The recent surge in pervasive devices generating dynamic data streams has underscored the necessity for learning systems to adapt to data distributional shifts continually. To tackle this challenge, the research community has put forth a spectrum of methodologies, including the demanding pursuit of class-incremental learning without replay data. In this study, we present MIND, a parameter isolation method that aims to significantly enhance the performance of replay-free solutions and achieve state-of-the-art results on several widely studied datasets. Our approach introduces two main contributions: two alternative distillation procedures that significantly improve the efficiency of MIND increasing the accumulated knowledge of each sub-network, and the optimization of the BachNorm layers across tasks inside the sub-networks. Overall, MIND outperforms all the state-of-the-art methods for rehearsal-free Class-Incremental learning (with an increment in classification accuracy of approx. +6% on CIFAR-100/10 and +10% on TinyImageNet/10) reaching up to approx. +40% accuracy in Domain-Incremental scenarios. Moreover, we ablated each contribution to demonstrate its impact on performance improvement. Our results showcase the superior performance of MIND indicating its potential for addressing the challenges posed by Class-incremental and Domain-Incremental learning in resource-constrained environments.

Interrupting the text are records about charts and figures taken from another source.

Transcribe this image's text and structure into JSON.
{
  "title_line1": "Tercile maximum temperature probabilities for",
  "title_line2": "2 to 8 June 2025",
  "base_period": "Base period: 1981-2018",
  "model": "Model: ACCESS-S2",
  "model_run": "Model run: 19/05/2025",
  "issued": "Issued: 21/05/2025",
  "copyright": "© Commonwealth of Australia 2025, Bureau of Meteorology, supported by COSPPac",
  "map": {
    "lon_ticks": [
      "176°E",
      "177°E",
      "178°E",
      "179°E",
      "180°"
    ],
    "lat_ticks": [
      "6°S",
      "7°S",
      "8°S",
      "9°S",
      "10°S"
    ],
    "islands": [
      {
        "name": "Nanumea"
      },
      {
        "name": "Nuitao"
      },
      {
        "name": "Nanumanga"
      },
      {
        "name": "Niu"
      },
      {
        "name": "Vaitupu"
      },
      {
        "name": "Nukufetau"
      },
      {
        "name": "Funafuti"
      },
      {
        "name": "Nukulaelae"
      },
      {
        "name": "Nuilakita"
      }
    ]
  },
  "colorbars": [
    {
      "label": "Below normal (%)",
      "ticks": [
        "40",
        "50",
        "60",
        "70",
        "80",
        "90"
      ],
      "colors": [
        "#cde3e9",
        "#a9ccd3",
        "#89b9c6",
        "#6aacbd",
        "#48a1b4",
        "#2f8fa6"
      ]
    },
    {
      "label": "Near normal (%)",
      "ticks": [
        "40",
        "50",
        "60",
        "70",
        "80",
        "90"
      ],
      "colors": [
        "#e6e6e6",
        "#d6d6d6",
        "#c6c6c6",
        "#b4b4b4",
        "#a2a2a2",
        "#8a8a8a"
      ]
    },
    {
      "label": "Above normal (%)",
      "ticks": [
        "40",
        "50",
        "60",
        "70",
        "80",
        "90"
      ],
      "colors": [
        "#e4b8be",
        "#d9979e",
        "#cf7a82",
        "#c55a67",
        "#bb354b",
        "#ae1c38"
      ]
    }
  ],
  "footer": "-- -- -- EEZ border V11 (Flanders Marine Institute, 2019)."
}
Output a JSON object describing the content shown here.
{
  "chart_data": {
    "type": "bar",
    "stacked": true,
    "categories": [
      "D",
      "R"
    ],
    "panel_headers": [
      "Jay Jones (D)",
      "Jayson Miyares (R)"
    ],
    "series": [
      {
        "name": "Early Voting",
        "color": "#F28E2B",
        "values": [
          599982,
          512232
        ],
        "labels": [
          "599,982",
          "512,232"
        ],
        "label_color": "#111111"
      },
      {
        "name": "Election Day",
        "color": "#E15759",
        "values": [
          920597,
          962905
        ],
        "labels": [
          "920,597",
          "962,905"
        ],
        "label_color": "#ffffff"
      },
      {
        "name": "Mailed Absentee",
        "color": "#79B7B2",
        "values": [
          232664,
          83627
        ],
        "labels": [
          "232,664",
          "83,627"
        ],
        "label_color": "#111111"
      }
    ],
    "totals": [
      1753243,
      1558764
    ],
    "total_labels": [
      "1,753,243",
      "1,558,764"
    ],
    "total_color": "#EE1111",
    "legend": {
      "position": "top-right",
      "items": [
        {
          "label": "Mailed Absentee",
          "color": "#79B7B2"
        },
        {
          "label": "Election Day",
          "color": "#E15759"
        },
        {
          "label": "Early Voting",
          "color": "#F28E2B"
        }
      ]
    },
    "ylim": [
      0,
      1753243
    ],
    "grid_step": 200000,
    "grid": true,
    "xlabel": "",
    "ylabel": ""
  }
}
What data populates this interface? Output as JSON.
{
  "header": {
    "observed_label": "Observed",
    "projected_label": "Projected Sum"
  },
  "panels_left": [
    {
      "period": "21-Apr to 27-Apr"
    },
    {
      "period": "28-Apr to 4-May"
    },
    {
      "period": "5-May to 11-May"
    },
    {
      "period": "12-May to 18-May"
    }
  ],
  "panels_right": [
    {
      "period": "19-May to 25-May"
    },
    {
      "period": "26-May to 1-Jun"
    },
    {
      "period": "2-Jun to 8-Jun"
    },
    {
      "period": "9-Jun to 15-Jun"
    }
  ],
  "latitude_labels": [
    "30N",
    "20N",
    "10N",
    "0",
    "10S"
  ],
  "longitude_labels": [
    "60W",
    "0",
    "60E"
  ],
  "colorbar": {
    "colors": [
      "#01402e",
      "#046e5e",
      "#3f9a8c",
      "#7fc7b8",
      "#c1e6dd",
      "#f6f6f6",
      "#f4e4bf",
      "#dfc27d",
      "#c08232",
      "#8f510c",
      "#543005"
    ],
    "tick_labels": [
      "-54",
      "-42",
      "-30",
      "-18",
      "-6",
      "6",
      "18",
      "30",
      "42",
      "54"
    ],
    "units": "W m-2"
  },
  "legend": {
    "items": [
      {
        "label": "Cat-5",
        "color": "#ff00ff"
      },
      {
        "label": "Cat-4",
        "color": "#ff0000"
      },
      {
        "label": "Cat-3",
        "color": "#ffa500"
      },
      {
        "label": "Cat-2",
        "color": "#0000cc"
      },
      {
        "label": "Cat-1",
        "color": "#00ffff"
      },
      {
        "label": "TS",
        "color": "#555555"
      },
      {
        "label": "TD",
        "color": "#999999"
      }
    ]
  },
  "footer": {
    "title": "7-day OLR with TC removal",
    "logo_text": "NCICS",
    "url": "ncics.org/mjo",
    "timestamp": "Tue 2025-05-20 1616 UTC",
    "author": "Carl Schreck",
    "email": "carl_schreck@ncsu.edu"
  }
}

翻译：近期，随着产生动态数据流的普适设备激增，学习系统持续适应数据分布变化的需求日益凸显。为应对这一挑战，研究社区提出了一系列方法，包括对无需回放数据的类增量学习这一高难度方向的探索。在本研究中，我们提出MIND方法——一种参数隔离方法，旨在显著提升无回放方案的性能，并在多个广泛使用的数据集上达到最先进水平。我们的方法包含两项主要创新：其一，两种可显著提高MIND效率的替代蒸馏流程，能增强每个子网络的累积知识；其二，对子网络内各任务间的批归一化层进行优化。总体而言，MIND在无重放类增量学习场景中优于所有现有方法（在CIFAR-100/10上的分类精度提升约+6%，在TinyImageNet/10上提升约+10%），在域增量场景中精度提升高达约+40%。此外，我们对每项贡献进行消融实验，以证明其对性能提升的影响。实验结果展示了MIND的卓越性能，表明其在资源受限环境中应对类增量学习与域增量学习挑战的潜力。